Çevre, Şehircilik ve İklim Değişikliği Bakanlığı olarak ‘İklim Şurası' kapsamında önemli adımları atmaya başladıklarını söyleyen Kurum, “Geçtiğimiz hafta, Şûra kapsamında başlattığımız; akademisyenlerden uzmanlara, STK'lardan kurum temsilcilerine kadar herkesin çok yoğun ilgiyle takip ettiği çevrimiçi toplantılarımız; 500'den fazla katılımcıyla birlikte, beklentilerimizin çok üstünde bir katılımla devam etmektedir. Şura kapsamında enerji, sanayi, ulaştırma, tarım, atık, yapı, ormancılık, turizm faaliyetleri başta olmak üzere tüm alanlarda sera gazı azaltımı ve uyum çalışmaları detaylı bir şekilde ele alınacak. Yine ulusal ve uluslararası yeşil finansman kaynaklarının oluşturulması, karbon fiyatlandırma araçları, sınırda karbon düzenlemesi konularında görüşmeler yapılacak. Bugün dünyamız, sera gazı emisyonunu azaltmak için elektrikli araçlara yönelmeye başladı.

Biz de Türkiye'nin bir marka değeri olacak, 2053 Net Sıfır Emisyon hedefimize ulaşmamızda büyük katkılar sunacak olan elektrikli otomobilimiz TOGG'a ilişkin çalışmalarımızı sürdürüyoruz. Bu anlamda elektrikli araçlar için, TOGG için şarj ünitelerimizi hazırlıyor, TOGG'un altyapısı için ülkemizin dört bir yanında çalışmalar yürütüyoruz. İklim Şûrası sonrası çıkacak sonuç bildirgesi, Türkiye'nin iklim değişikliğiyle mücadelesinde politika, mevzuat ve eylemlere dair öngörülerin yer alacağı stratejik bir belge olacaktır. Şûra'dan çıkacak sonuç ve öneriler; bu yılın ilk 6 ayı içerisinde Gazi Meclisimizden geçmesini beklediğimiz İklim Kanunu için de önemli bir teknik altyapı oluşturacaktır” diye konuştu.

“Türkiye, yeşil kalkınma devriminde mutlaka üstün bir başarı hikayesi yazacaktır”

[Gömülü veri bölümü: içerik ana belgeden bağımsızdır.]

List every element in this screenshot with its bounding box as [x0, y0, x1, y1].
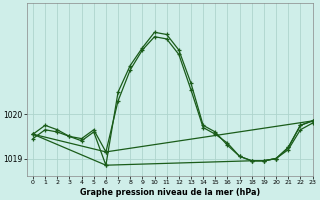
X-axis label: Graphe pression niveau de la mer (hPa): Graphe pression niveau de la mer (hPa) — [80, 188, 260, 197]
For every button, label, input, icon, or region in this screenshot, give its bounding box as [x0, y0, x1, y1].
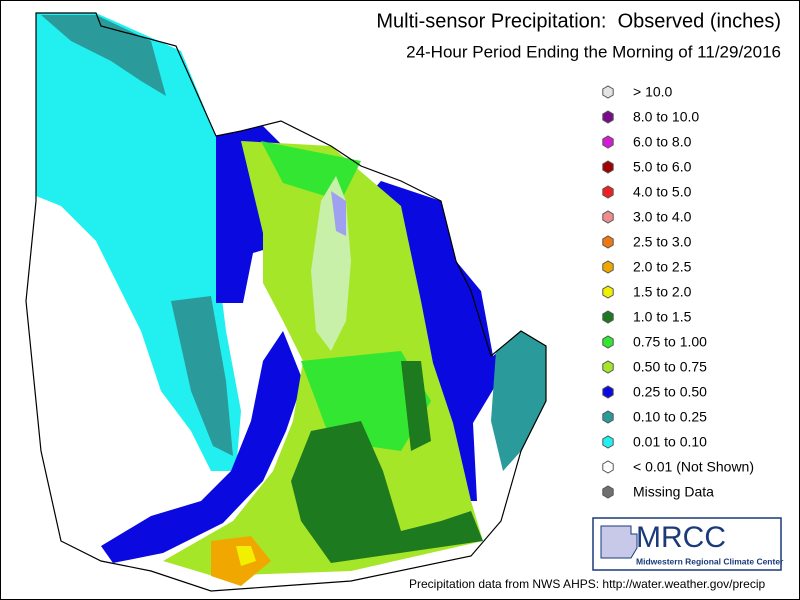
legend-swatch — [602, 135, 614, 149]
legend: > 10.0 8.0 to 10.0 6.0 to 8.0 5.0 to 6.0 4.0… — [602, 84, 754, 500]
legend-label: 3.0 to 4.0 — [633, 209, 692, 225]
legend-swatch — [602, 310, 614, 324]
map-title: Multi-sensor Precipitation: Observed (in… — [376, 10, 781, 32]
legend-swatch — [602, 435, 614, 449]
legend-label: 0.75 to 1.00 — [633, 334, 707, 350]
region — [163, 141, 483, 576]
legend-swatch — [602, 285, 614, 299]
legend-swatch — [602, 185, 614, 199]
map-outline — [25, 12, 547, 592]
map-subtitle: 24-Hour Period Ending the Morning of 11/… — [406, 42, 781, 61]
legend-swatch — [602, 235, 614, 249]
legend-label: 5.0 to 6.0 — [633, 159, 692, 175]
legend-label: 0.01 to 0.10 — [633, 434, 707, 450]
region — [291, 421, 483, 563]
legend-label: 1.0 to 1.5 — [633, 309, 692, 325]
legend-label: 0.50 to 0.75 — [633, 359, 707, 375]
legend-label: 8.0 to 10.0 — [633, 109, 699, 125]
legend-label: 2.5 to 3.0 — [633, 234, 692, 250]
logo-name: Midwestern Regional Climate Center — [636, 556, 784, 566]
legend-swatch — [602, 160, 614, 174]
region — [101, 331, 303, 563]
lake-patch — [331, 191, 346, 236]
legend-swatch — [602, 360, 614, 374]
legend-label: > 10.0 — [633, 84, 673, 100]
region — [301, 351, 431, 451]
legend-label: 0.10 to 0.25 — [633, 409, 707, 425]
footer-note: Precipitation data from NWS AHPS: http:/… — [409, 577, 765, 591]
legend-swatch — [602, 85, 614, 99]
legend-swatch — [602, 385, 614, 399]
region — [491, 331, 546, 471]
legend-label: 6.0 to 8.0 — [633, 134, 692, 150]
region — [171, 296, 233, 456]
legend-swatch — [602, 410, 614, 424]
region — [236, 546, 256, 566]
legend-label: Missing Data — [633, 484, 714, 500]
logo: MRCC Midwestern Regional Climate Center — [592, 517, 784, 571]
legend-swatch — [602, 260, 614, 274]
legend-swatch — [602, 110, 614, 124]
legend-label: 1.5 to 2.0 — [633, 284, 692, 300]
legend-swatch — [602, 485, 614, 499]
legend-label: 4.0 to 5.0 — [633, 184, 692, 200]
region — [401, 361, 431, 451]
legend-label: 0.25 to 0.50 — [633, 384, 707, 400]
legend-swatch — [602, 335, 614, 349]
logo-acronym: MRCC — [636, 521, 726, 554]
legend-label: 2.0 to 2.5 — [633, 259, 692, 275]
legend-swatch — [602, 460, 614, 474]
logo-icon — [600, 525, 638, 559]
legend-swatch — [602, 210, 614, 224]
legend-label: < 0.01 (Not Shown) — [633, 459, 754, 475]
precip-map — [25, 12, 547, 592]
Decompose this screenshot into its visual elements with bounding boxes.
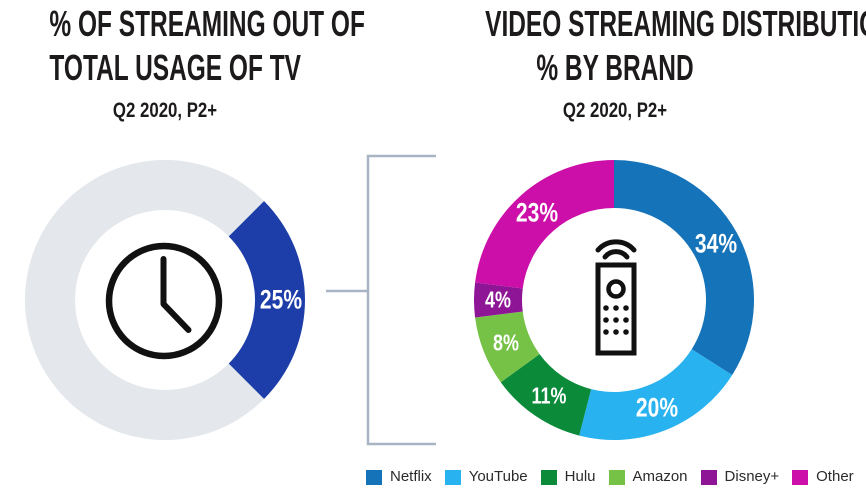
segment-label-amazon: 8% — [493, 329, 520, 356]
segment-disney — [474, 282, 523, 318]
left-chart-title-line2: TOTAL USAGE OF TV — [49, 47, 302, 88]
clock-icon — [105, 242, 223, 360]
remote-icon — [595, 239, 637, 356]
legend-label-amazon: Amazon — [632, 468, 688, 485]
streaming-share-donut-svg — [25, 160, 305, 440]
segment-netflix — [614, 160, 754, 376]
legend-label-netflix: Netflix — [390, 468, 432, 485]
legend-swatch-amazon — [608, 469, 625, 485]
segment-label-hulu: 11% — [531, 382, 567, 409]
right-chart-header: VIDEO STREAMING DISTRIBUTION % BY BRAND … — [424, 2, 866, 123]
legend-label-youtube: YouTube — [468, 468, 528, 485]
legend-swatch-other — [792, 469, 809, 485]
legend-item-youtube: YouTube — [444, 468, 528, 485]
legend-swatch-youtube — [444, 469, 461, 485]
streaming-share-donut-chart: 25% — [25, 160, 305, 440]
segment-label-youtube: 20% — [635, 392, 678, 423]
segment-hulu — [500, 354, 592, 436]
segment-youtube — [579, 349, 733, 440]
left-chart-subtitle: Q2 2020, P2+ — [112, 99, 218, 122]
legend-item-netflix: Netflix — [366, 469, 432, 485]
legend-swatch-netflix — [366, 469, 382, 485]
brand-distribution-donut-svg — [474, 160, 754, 440]
segment-label-disney: 4% — [485, 286, 511, 313]
legend-item-disney: Disney+ — [700, 468, 780, 485]
legend-label-hulu: Hulu — [564, 468, 596, 485]
right-chart-subtitle: Q2 2020, P2+ — [562, 99, 668, 122]
left-chart-header: % OF STREAMING OUT OF TOTAL USAGE OF TV … — [0, 2, 365, 123]
legend-swatch-disney — [700, 469, 717, 485]
legend-item-hulu: Hulu — [540, 468, 596, 485]
segment-amazon — [475, 311, 540, 383]
connector-path — [326, 154, 436, 446]
segment-label-streaming: 25% — [259, 284, 303, 315]
legend-item-other: Other — [792, 469, 854, 485]
legend-item-amazon: Amazon — [608, 468, 688, 485]
legend-label-disney: Disney+ — [724, 468, 780, 485]
legend-label-other: Other — [816, 468, 854, 485]
brand-legend: Netflix YouTube Hulu Amazon Disney+ Other — [366, 469, 854, 485]
segment-label-other: 23% — [516, 197, 559, 228]
segment-label-netflix: 34% — [694, 228, 737, 259]
segment-restoftvusage — [25, 160, 264, 440]
segment-streaming — [228, 201, 305, 399]
right-chart-title-line2: % BY BRAND — [536, 47, 694, 88]
brand-distribution-donut-chart: 34% 20% 11% 8% 4% 23% — [474, 160, 754, 440]
segment-other — [475, 160, 614, 289]
left-chart-title-line1: % OF STREAMING OUT OF — [49, 3, 365, 44]
right-chart-title-line1: VIDEO STREAMING DISTRIBUTION — [485, 3, 866, 44]
legend-swatch-hulu — [540, 469, 557, 485]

Türkiye'nin yeşil dönüşümü izleyen değil, bölgesine etki eden, yöneten, liderlik eden bir ülke olacağını söyleyen Kurum, “Şunu kararlılıkla ifade etmek isterim ki; Türkiye, yeşil kalkınma devriminde mutlaka üstün bir başarı hikâyesi yazacaktır. Bu başarı hikâyesinin en önemli aktörü hiç şüphesiz, 84 milyon vatandaşımız olacaktır. 11 bakanlığımız, kamu kurumlarımız, özel sektörümüz ve STK'larımızın temsilcilerinden oluşan 22 üyemizden oluşan Koordinasyon Kurulumuzun bugünkü toplantısında; Dünya Bankası'yla imzaladığımız Mutabakat Zaptının uygulanması için proje havuzu oluşturulması, Avrupa Yeşil Mutabakatı kapsamında attığımız adımları değerlendireceğiz. Ayrıca bu yıl Kasım ayında Birleşmiş Milletler İklim Değişikliği Çerçeve Sözleşmesinin 27. Taraflar Toplantısında sunmak üzere; Ulusal Katkı Beyanımızın güncellenmesi hususunu da ele alacağız” açıklamasında bulundu.